Vínculos secretos comienza como una novela policíaca cualquiera. La llegada de un extraño a un pueblo donde es recibido con hostilidad por sus habitantes. Su misión es la de encontrar al cacique local, desaparecido en extrañas circunstancias. Tan extrañas como las que marcan la existencia de una aldea en la que, aparentemente en esta novela de apariencias, no pasa nada pero en la que sí pasan muchas cosas si se rasga el velo de, precisamente, lo aparente.

A lo largo de las pesquisas, Mawolo irá reencubriendo una realidad que permanecía dormida en algún lugar de su cabeza, más cuando asume hacerse cargo del pueblo para inflar un ego mordido por el peso de una tradición que forma parte inevitable de su persona.

Para contar todo esto, y muchas historias dentro de la misma historia, Vamba Sherif, recurre a un lenguaje sencillo, a la clásica fórmula del sujeto verbo predicado porque es la única forma de contar historias que van más allá de su línea de flotación. La fuerza de Vínculos secretos está, en este sentido, más allá del relato. Late y respira dentro de él.

Y en ese proceso de desconcertante redescubrimiento que transforma al protagonista, asistimos a un fascinante conflicto entre lo viejo y lo nuevo. A que Mawolo aprenda –o no, porque se resiste asustado– a convivir con unas fuerzas que están más allá de la razón que le han inculcado.
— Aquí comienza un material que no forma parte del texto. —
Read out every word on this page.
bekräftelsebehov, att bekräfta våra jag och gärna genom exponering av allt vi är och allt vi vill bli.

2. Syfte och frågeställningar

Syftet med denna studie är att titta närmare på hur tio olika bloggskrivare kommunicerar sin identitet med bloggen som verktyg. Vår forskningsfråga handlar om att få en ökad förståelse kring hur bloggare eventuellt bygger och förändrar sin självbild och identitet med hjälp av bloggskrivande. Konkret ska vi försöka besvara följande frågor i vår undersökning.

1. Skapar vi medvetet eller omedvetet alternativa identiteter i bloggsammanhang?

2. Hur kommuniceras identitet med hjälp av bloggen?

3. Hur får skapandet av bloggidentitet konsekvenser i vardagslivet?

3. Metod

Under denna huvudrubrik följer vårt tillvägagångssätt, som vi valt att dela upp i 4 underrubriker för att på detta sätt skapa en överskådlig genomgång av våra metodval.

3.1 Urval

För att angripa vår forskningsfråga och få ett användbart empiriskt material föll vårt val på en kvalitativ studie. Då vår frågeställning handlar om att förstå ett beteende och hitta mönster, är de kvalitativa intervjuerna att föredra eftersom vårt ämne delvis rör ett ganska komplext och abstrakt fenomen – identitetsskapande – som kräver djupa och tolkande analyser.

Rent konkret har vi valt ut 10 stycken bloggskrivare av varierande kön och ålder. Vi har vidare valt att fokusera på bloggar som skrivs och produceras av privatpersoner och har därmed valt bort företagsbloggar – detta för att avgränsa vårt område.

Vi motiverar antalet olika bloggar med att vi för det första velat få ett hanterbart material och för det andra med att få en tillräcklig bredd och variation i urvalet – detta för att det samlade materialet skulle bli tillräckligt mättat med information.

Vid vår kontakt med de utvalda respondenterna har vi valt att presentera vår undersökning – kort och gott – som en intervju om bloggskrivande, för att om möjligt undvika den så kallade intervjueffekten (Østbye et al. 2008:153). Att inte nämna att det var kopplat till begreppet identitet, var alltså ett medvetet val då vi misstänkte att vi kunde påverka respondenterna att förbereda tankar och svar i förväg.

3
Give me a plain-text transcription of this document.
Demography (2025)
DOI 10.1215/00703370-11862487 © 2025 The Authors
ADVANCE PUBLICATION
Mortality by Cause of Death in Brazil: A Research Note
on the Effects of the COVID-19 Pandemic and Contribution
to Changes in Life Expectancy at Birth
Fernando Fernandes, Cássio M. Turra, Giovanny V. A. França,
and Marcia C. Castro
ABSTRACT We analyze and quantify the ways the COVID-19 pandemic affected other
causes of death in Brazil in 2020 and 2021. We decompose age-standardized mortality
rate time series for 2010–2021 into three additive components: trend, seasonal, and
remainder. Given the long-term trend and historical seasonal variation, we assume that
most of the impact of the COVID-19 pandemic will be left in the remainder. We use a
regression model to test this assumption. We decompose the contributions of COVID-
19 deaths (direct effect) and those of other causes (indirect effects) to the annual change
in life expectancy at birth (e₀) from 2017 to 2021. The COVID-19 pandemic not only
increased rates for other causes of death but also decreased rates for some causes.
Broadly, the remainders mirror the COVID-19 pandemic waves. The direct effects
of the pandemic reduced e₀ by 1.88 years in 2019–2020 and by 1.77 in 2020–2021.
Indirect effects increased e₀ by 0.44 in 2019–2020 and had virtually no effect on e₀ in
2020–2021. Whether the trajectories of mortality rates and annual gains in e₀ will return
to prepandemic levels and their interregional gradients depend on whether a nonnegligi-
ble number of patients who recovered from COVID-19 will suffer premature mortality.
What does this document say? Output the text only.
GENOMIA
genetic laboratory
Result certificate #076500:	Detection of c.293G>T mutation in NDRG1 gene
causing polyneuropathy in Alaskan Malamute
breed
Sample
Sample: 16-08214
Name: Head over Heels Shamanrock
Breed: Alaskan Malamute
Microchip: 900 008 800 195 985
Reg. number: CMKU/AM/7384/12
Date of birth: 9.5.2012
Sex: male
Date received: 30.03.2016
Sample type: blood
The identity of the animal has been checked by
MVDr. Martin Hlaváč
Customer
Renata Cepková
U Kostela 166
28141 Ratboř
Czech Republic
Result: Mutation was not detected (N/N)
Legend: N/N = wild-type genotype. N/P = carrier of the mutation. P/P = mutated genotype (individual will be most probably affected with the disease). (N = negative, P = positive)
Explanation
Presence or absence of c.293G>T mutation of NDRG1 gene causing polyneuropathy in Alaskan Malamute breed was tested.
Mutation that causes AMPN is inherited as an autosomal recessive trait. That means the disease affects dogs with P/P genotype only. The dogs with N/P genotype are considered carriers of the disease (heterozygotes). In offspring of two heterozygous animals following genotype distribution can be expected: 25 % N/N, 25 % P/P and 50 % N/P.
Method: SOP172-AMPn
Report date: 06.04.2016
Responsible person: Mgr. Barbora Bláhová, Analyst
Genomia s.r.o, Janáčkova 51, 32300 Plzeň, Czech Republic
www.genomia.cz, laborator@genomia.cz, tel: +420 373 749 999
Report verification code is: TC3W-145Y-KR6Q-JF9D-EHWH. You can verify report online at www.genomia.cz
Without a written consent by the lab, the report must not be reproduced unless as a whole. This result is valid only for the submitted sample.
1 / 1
A lo largo de este camino que tiene mucho de aventura, de aventura iniciática, Sherif disemina las piezas de un rompecabezas que no termina de encajar del todo al finalizar la novela, pero que sí tienen la suficiente sustancia para generar sospecha y atención en el lector.

Vínculos secretos resulta un atractivo y a ratos hipnótico itinerario por el desmoronamiento de un hombre al que las circunstancias le superan. A su alrededor se mueve una galería de personajes entre las que destacan los femeninos, de alguna manera los guardianes de un misterio que va más allá de la realidad.

De secretos ancestrales que como venas han terminado en convertir el pueblo en un órgano vivo, pese a su somnolencia. Un pueblo fronterizo al límite de una tierra que no le pertenece a nadie salvo a los que habitan en comunión con ella.

Vamba Sherif escribe sobre esto en apenas 150 páginas. Páginas apretadas y que, pese a su sencillez, obliga a una lectura sosegada. Mientras tanto, el lector salta de sorpresa en sorpresa.

Rindiéndose, como se rinde Mawolo, al asombro.

Cómo deseó entonces que su tía estuviera allí para verlo dirigir a esos milicianos, a ese grupo de gente que había puesto fin a su idílica existencia en su pueblo natal. Le habría aplaudido, habría suspirado de alivio, y habría cantado sus alabanzas. No era la alegría ni la satisfacción de haber logrado su venganza lo que crecía en su interior, sino una sensación más poderosa: darse cuenta de que había pasado de ser un niño cuyo futuro parecía confinado a un pueblecito a ser un hombre que dirigía un ejército.”

Saludos, en algún lugar de África…, desde este lado del ordenador.